McKay Christensen stepped in as the new managing director of BYU Alumni and External Relations on June 5.
McKay replaced John Lewis, who has been called to serve as a mission president in the Washington Yakima Mission, according to a press release published by BYU on June 15.
Although Christensen has only been working at BYU for a short time, his goals and his vision are clear.
“Our mission is to enhance the reputation of BYU, period. We outreach through our alumni chapters, through visitors that we welcome to the university and those that attend our events,” Christensen said. “We have an opportunity to influence them in many of those ways, and we try to do that with excellence here at Alumni Relations.”
Christensen has worked for Fortune 500 companies such as Procter & Gamble, Holiday Inn Worldwide, U.S. Shoe Corporation, and Melaleuca. His positions ranged from director, strategic planner, all the way up to president. He believes that all of this work experience has prepared him for his management position in the Alumni Services.
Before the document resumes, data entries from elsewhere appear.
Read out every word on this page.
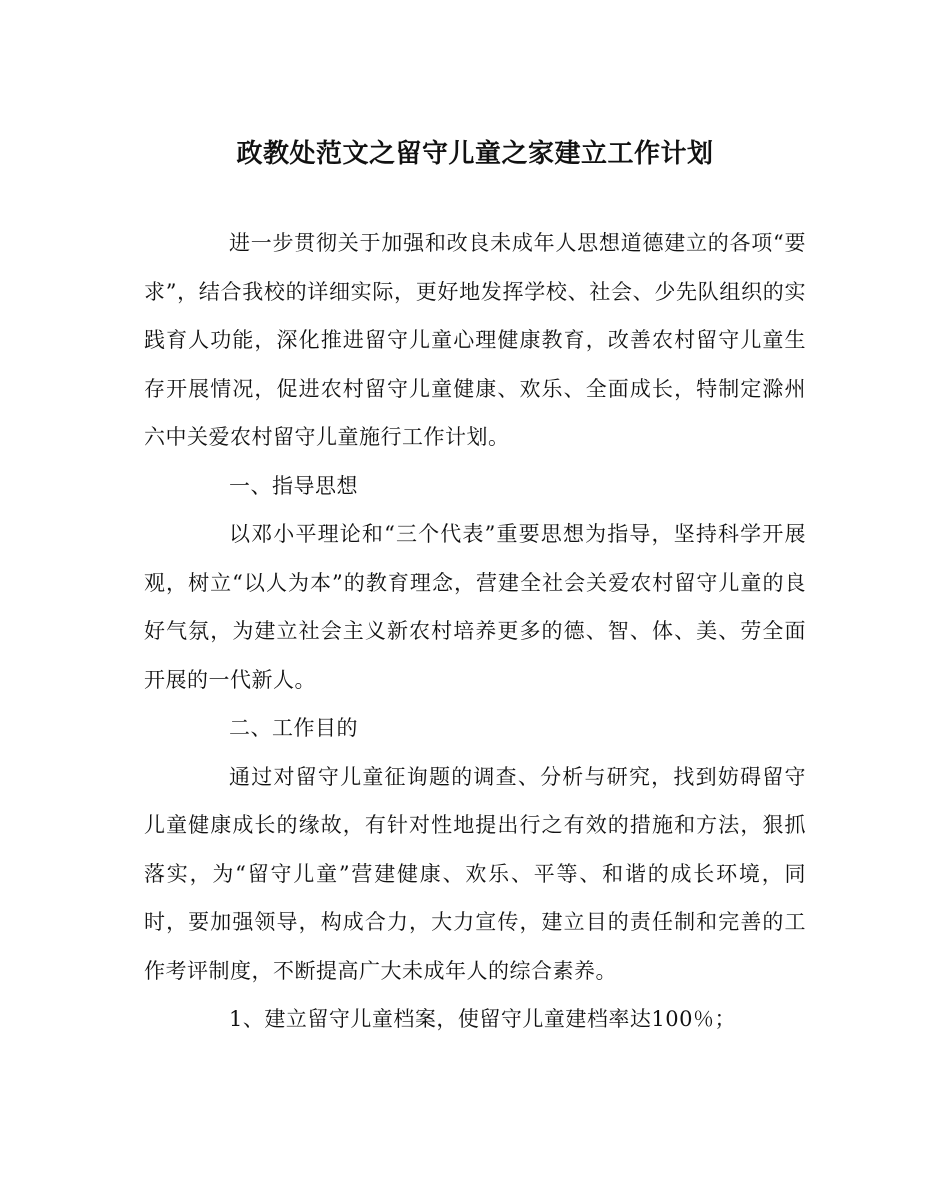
政教处范文之留守儿童之家建立工作计划

进一步贯彻关于加强和改良未成年人思想道德建立的各项“要求”，结合我校的详细实际，更好地发挥学校、社会、少先队组织的实践育人功能，深化推进留守儿童心理健康教育，改善农村留守儿童生存开展情况，促进农村留守儿童健康、欢乐、全面成长，特制定滁州六中关爱农村留守儿童施行工作计划。

一、指导思想

以邓小平理论和“三个代表”重要思想为指导，坚持科学开展观，树立“以人为本”的教育理念，营建全社会关爱农村留守儿童的良好气氛，为建立社会主义新农村培养更多的德、智、体、美、劳全面开展的一代新人。

二、工作目的

通过对留守儿童征询题的调查、分析与研究，找到妨碍留守儿童健康成长的缘故，有针对性地提出行之有效的措施和方法，狠抓落实，为“留守儿童”营建健康、欢乐、平等、和谐的成长环境，同时，要加强领导，构成合力，大力宣传，建立目的责任制和完善的工作考评制度，不断提高广大未成年人的综合素养。

1、建立留守儿童档案，使留守儿童建档率达100％；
“I think I’ve learned how to do outreach successfully, how to build successful organizations and brands and to safeguard the reputation of those companies,” Christensen said. “Those are all things we do here at Alumni Relations.”
Matt Richardson, BYU advancement vice president, has also shed light on Christensen’s abilities as directing manager.
“McKay has extensive administrative experience and expertise in marketing and strategic planning that make him especially well suited for this position,” Richardson said. “I expect that he will make a significant contribution to BYU as he leads his team working with Alumni, Publications & Graphics and External Relations. He is devoted to BYU and our mission.”
Christensen’s vision is in harmony with that of BYU.
“McKay will help BYU to continue to build and maintain relationships with the broader BYU community: with our alumni, our visitors and guests to campus and our neighbors,” Richardson said. “He will help us reach out and make new friends as well.”
McKay has also reconnected with former fellow employees. Robert Sullivan, manager of Alumni Outreach, worked closely with Christensen when he was the president of Melaleuca. Sullivan reported to Christensen in positions such as project manager and marketing manager.
As president of Melaleuca, Christensen worked on marketing events and the corporate magazine. His experience and skills gained have proven to be useful as he begins his duties as managing director.
“McKay is laser focused for results. I knew that of him before, and I see it now,” Sullivan said. “He has excellent vision. He can look at the needs and the future of the department and be able to lead people … be able to create the correct vision and lead people towards it.”
John Lewis, former managing director of BYU Alumni and External Relations, entered the MTC as a mission president on Wednesday, June 25.
“He was here for 17 years and did a remarkable job. (He) laid a tremendous foundation for us moving forward. It’s just an awesome thing to come in behind someone like John, who’s served the university for such a long time in such a good way,” Christensen said.
Lewis made many contributions during his time at BYU, including the planning and construction of the Hinckley Alumni and Visitor’s Center and Marriott Center renovations, according to Matt Richardson.
“John’s leadership, service and contribution to BYU have been exemplary and greatly valued. He will be missed,” Richardson said.
Robert Sullivan also recalled Lewis’ time as managing director.
“John was very kind, and he knew everybody. He knew everyone on campus and he knew the right people to talk to and to be able to get things done,” Sullivan said. “He was just an open, kind person.”
As Christensen continues the work of the alumni services, he has expressed his appreciation for all of those involved.
“We have a lot of alumni who are engaged and contributing to BYU in many ways with their time and their resources. And they lead and participate in these alumni chapters all over the country and world. … We just appreciate them,” Christensen said. “They do such good work. It’s a privilege to work with them. I’d love for them to know that. I’d love for them to know that we value their participation. … We want to tell them how much we appreciate them.”